Ubiquitin/proteasome-dependent degradation of D-type cyclins is linked to tumor necrosis factor-induced cell cycle arrest

Tumor necrosis factor-alpha (TNF) is well known for its cytotoxic effect on malignant cells. Its role in cell cycle control is relatively less known. In this study, we found that TNF induced G(1) arrest of TF-1 and MV4-11 cells while simultaneously causing apoptosis. Treatment of the cells with TNF for 48 h caused cell cycle arrest, accompanied by dephosphorylation of pRb and reduction in D-type cyclin expression. The down-regulation of the D-type cyclins resulted in approximately 50-80% decrease of the cyclin-dependent kinase activities. Cells treated with calpain-dependent inhibitor ALLN and apoptosis inhibitor zVAD-FMK suppressed degradation of IkappaBalpha and activation of caspase 3, respectively. However, treatment of cells with these two inhibitors was not able to prevent TNF-induced down-regulation of the D-type cyclins.
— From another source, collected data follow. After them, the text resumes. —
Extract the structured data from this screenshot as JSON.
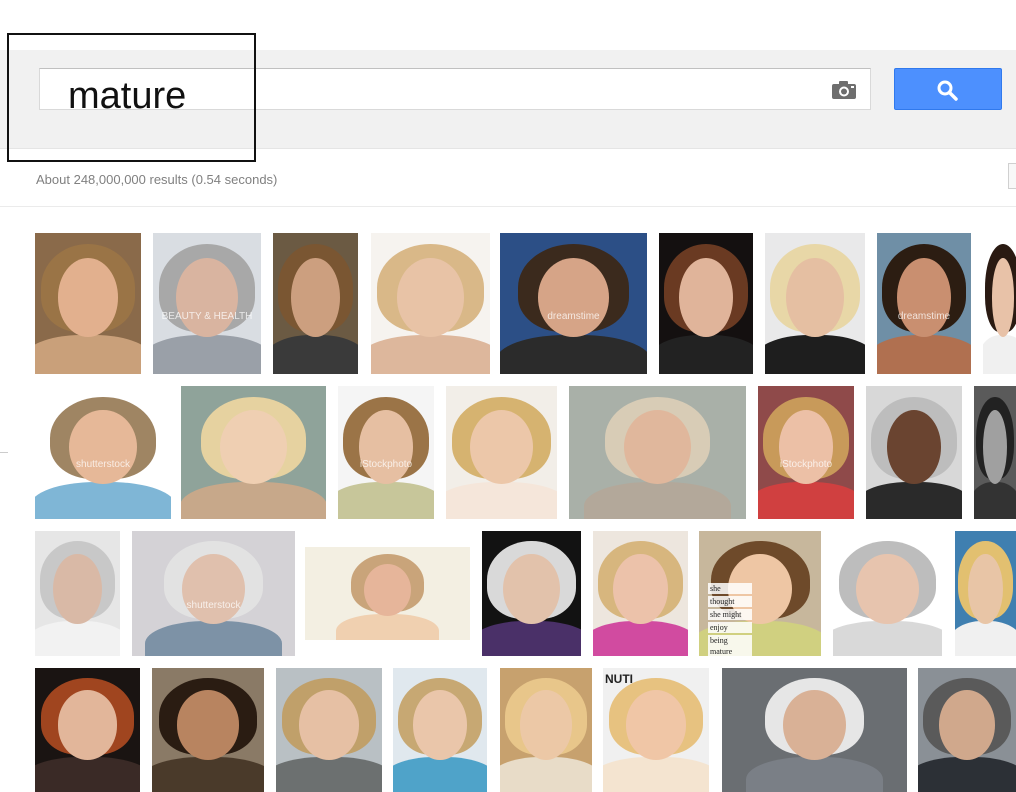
{
  "search": {
    "query": "mature",
    "camera_icon": "camera-icon",
    "search_icon": "magnifier-icon"
  },
  "results": {
    "stats": "About 248,000,000 results (0.54 seconds)"
  },
  "image_grid": {
    "rows": [
      {
        "items": [
          {
            "bg": "#8a6a4a",
            "skin": "#e2b08e",
            "hair": "#9a7446",
            "cloth": "#c9a07a"
          },
          {
            "bg": "#d9dde2",
            "skin": "#d9b4a0",
            "hair": "#a8a8a8",
            "cloth": "#9aa0a8",
            "watermark": "BEAUTY & HEALTH"
          },
          {
            "bg": "#6b5a43",
            "skin": "#cc9f7f",
            "hair": "#7a5632",
            "cloth": "#3a3a3a"
          },
          {
            "bg": "#f6f3ef",
            "skin": "#e8c3a6",
            "hair": "#d9b888",
            "cloth": "#ddb79c"
          },
          {
            "bg": "#2c4f86",
            "skin": "#d6a487",
            "hair": "#3b2a1d",
            "cloth": "#2b2b2b",
            "watermark": "dreamstime"
          },
          {
            "bg": "#141010",
            "skin": "#e0b49a",
            "hair": "#6a3a22",
            "cloth": "#222"
          },
          {
            "bg": "#e9e9ea",
            "skin": "#e5bfa2",
            "hair": "#e8d7a7",
            "cloth": "#1e1e1e"
          },
          {
            "bg": "#6f8fa6",
            "skin": "#c98f70",
            "hair": "#2c1d12",
            "cloth": "#b07050",
            "watermark": "dreamstime"
          },
          {
            "bg": "#ffffff",
            "skin": "#e8c2a8",
            "hair": "#2a1a12",
            "cloth": "#f0f0f0"
          }
        ]
      },
      {
        "items": [
          {
            "bg": "#ffffff",
            "skin": "#e6b898",
            "hair": "#9f8563",
            "cloth": "#7fb6d6",
            "watermark": "shutterstock"
          },
          {
            "bg": "#8fa39a",
            "skin": "#efcfb2",
            "hair": "#e6d2a0",
            "cloth": "#c7a88a"
          },
          {
            "bg": "#f5f5f5",
            "skin": "#e6bfa2",
            "hair": "#9b7447",
            "cloth": "#c7c69a",
            "watermark": "iStockphoto"
          },
          {
            "bg": "#f2eee8",
            "skin": "#ecc7a9",
            "hair": "#d6b370",
            "cloth": "#f5e6da"
          },
          {
            "bg": "#a9b0a8",
            "skin": "#e0b79c",
            "hair": "#d8ccb6",
            "cloth": "#b3a89a"
          },
          {
            "bg": "#8f4a4a",
            "skin": "#ecc0a6",
            "hair": "#c89a5a",
            "cloth": "#d04040",
            "watermark": "iStockphoto"
          },
          {
            "bg": "#d8d8d8",
            "skin": "#6a4430",
            "hair": "#bdbdbd",
            "cloth": "#2a2a2a"
          },
          {
            "bg": "#5a5a5a",
            "skin": "#a0a0a0",
            "hair": "#222",
            "cloth": "#333"
          }
        ]
      },
      {
        "items": [
          {
            "bg": "#e6e6e6",
            "skin": "#d9b9a6",
            "hair": "#c8c8c8",
            "cloth": "#f2f2f2"
          },
          {
            "bg": "#d4d2d6",
            "skin": "#e0c0ad",
            "hair": "#e2e2e2",
            "cloth": "#7d92a6",
            "watermark": "shutterstock"
          },
          {
            "bg": "#f3efe2",
            "skin": "#e6b59a",
            "hair": "#c9a47a",
            "cloth": "#f0d0b0"
          },
          {
            "bg": "#121212",
            "skin": "#e2c2ab",
            "hair": "#d9d9d9",
            "cloth": "#4a3068"
          },
          {
            "bg": "#ede6de",
            "skin": "#ecc2aa",
            "hair": "#d7b67e",
            "cloth": "#d14ba0"
          },
          {
            "bg": "#c7b79c",
            "skin": "#eec6a4",
            "hair": "#6e4a2a",
            "cloth": "#d0d080",
            "caption": [
              "she",
              "thought",
              "she might",
              "enjoy",
              "being mature"
            ]
          },
          {
            "bg": "#ffffff",
            "skin": "#e7c4ae",
            "hair": "#bdbdbd",
            "cloth": "#d9d9d9"
          },
          {
            "bg": "#3f7fb0",
            "skin": "#e8c5a6",
            "hair": "#e2c070",
            "cloth": "#f0f0f0"
          }
        ]
      },
      {
        "items": [
          {
            "bg": "#1a1412",
            "skin": "#e2b69a",
            "hair": "#a0451f",
            "cloth": "#3a2a26"
          },
          {
            "bg": "#8a7a66",
            "skin": "#b88460",
            "hair": "#2a1c12",
            "cloth": "#4a3a2a"
          },
          {
            "bg": "#b9c0c4",
            "skin": "#e6c0a4",
            "hair": "#c0a06a",
            "cloth": "#6c7070"
          },
          {
            "bg": "#e0e8ee",
            "skin": "#eac6aa",
            "hair": "#c7a873",
            "cloth": "#4fa3c9"
          },
          {
            "bg": "#c7a16e",
            "skin": "#ecc8a6",
            "hair": "#e8c68a",
            "cloth": "#e8dcc8"
          },
          {
            "bg": "#f0f0f0",
            "skin": "#f0c6a6",
            "hair": "#e7c280",
            "cloth": "#f4e4d0",
            "caption_text": "NUTI"
          },
          {
            "bg": "#6a6e72",
            "skin": "#d9b196",
            "hair": "#e6e6e6",
            "cloth": "#7a7f86"
          },
          {
            "bg": "#8a9096",
            "skin": "#d0a88c",
            "hair": "#5a5a5a",
            "cloth": "#2c3036"
          }
        ]
      }
    ]
  }
}
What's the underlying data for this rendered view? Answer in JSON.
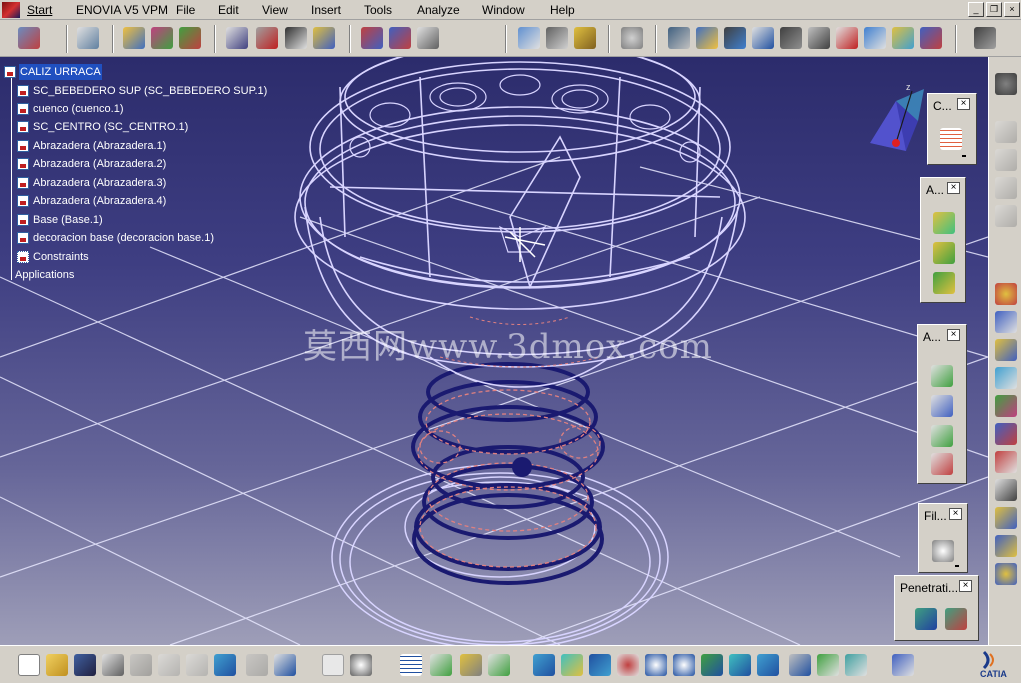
{
  "window": {
    "menu": {
      "start": "Start",
      "enovia": "ENOVIA V5 VPM",
      "file": "File",
      "edit": "Edit",
      "view": "View",
      "insert": "Insert",
      "tools": "Tools",
      "analyze": "Analyze",
      "window": "Window",
      "help": "Help"
    },
    "controls": {
      "minimize": "_",
      "restore": "❐",
      "close": "×"
    }
  },
  "spec_tree": {
    "items": [
      {
        "label": "CALIZ URRACA",
        "selected": true
      },
      {
        "label": "SC_BEBEDERO SUP (SC_BEBEDERO SUP.1)"
      },
      {
        "label": "cuenco (cuenco.1)"
      },
      {
        "label": "SC_CENTRO (SC_CENTRO.1)"
      },
      {
        "label": "Abrazadera (Abrazadera.1)"
      },
      {
        "label": "Abrazadera (Abrazadera.2)"
      },
      {
        "label": "Abrazadera (Abrazadera.3)"
      },
      {
        "label": "Abrazadera (Abrazadera.4)"
      },
      {
        "label": "Base (Base.1)"
      },
      {
        "label": "decoracion base (decoracion base.1)"
      },
      {
        "label": "Constraints"
      },
      {
        "label": "Applications"
      }
    ]
  },
  "watermark": "莫西网www.3dmox.com",
  "compass": {
    "axis_label": "z"
  },
  "floating_toolbars": {
    "constraints": {
      "title": "C..."
    },
    "assembly1": {
      "title": "A..."
    },
    "assembly2": {
      "title": "A..."
    },
    "filter": {
      "title": "Fil..."
    },
    "penetration": {
      "title": "Penetrati..."
    }
  },
  "brand": {
    "logo_text": "CATIA"
  },
  "colors": {
    "ui_gray": "#d4d0c8",
    "viewport_top": "#2c2c6c",
    "viewport_bottom": "#9e9eb8",
    "wireframe_light": "#d8d4ff",
    "wireframe_dark": "#1a1a70",
    "wireframe_accent": "#e08080",
    "selection": "#2050c0"
  }
}
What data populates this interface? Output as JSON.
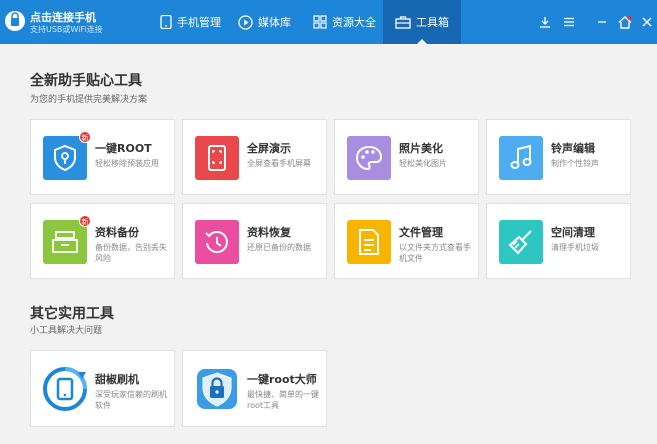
{
  "app": {
    "title": "点击连接手机",
    "subtitle": "支持USB或WiFi连接"
  },
  "nav": [
    {
      "label": "手机管理",
      "icon": "phone-icon"
    },
    {
      "label": "媒体库",
      "icon": "play-icon"
    },
    {
      "label": "资源大全",
      "icon": "grid-icon"
    },
    {
      "label": "工具箱",
      "icon": "toolbox-icon",
      "active": true
    }
  ],
  "window_controls": [
    "download-icon",
    "menu-icon",
    "minimize-icon",
    "home-icon",
    "close-icon"
  ],
  "section1": {
    "title": "全新助手贴心工具",
    "subtitle": "为您的手机提供完美解决方案"
  },
  "tools": [
    {
      "title": "一键ROOT",
      "desc": "轻松移除预装应用",
      "icon": "shield-key-icon",
      "color": "#2b8fe0",
      "badge": "新"
    },
    {
      "title": "全屏演示",
      "desc": "全屏查看手机屏幕",
      "icon": "fullscreen-phone-icon",
      "color": "#e8474c"
    },
    {
      "title": "照片美化",
      "desc": "轻松美化图片",
      "icon": "palette-icon",
      "color": "#a98de0"
    },
    {
      "title": "铃声编辑",
      "desc": "制作个性铃声",
      "icon": "music-note-icon",
      "color": "#4dadf0"
    },
    {
      "title": "资料备份",
      "desc": "备份数据，告别丢失风险",
      "icon": "archive-box-icon",
      "color": "#8cc63f",
      "badge": "新"
    },
    {
      "title": "资料恢复",
      "desc": "还原已备份的数据",
      "icon": "restore-clock-icon",
      "color": "#e94ea0"
    },
    {
      "title": "文件管理",
      "desc": "以文件夹方式查看手机文件",
      "icon": "document-icon",
      "color": "#f7b500"
    },
    {
      "title": "空间清理",
      "desc": "清理手机垃圾",
      "icon": "broom-icon",
      "color": "#2dc6c0"
    }
  ],
  "section2": {
    "title": "其它实用工具",
    "subtitle": "小工具解决大问题"
  },
  "other_tools": [
    {
      "title": "甜椒刷机",
      "desc": "深受玩家信赖的刷机软件",
      "icon": "refresh-phone-icon"
    },
    {
      "title": "一键root大师",
      "desc": "最快捷、简单的一键root工具",
      "icon": "lock-shield-icon"
    }
  ]
}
In contrast, proteasome inhibitor MG-132 and lactacystin blocked both TNF-induced degradation of IkappaBalpha and down-regulation of D-type cyclins. These data suggest that down-regulation of D-type cyclins by TNF may be proteasome-proteolysis dependent. Additional support for this conclusion was obtained from experiments showing an increase of proteasome activity in TNF-treated cells and in vitro degradation of cyclin D3 by 26 S proteasome.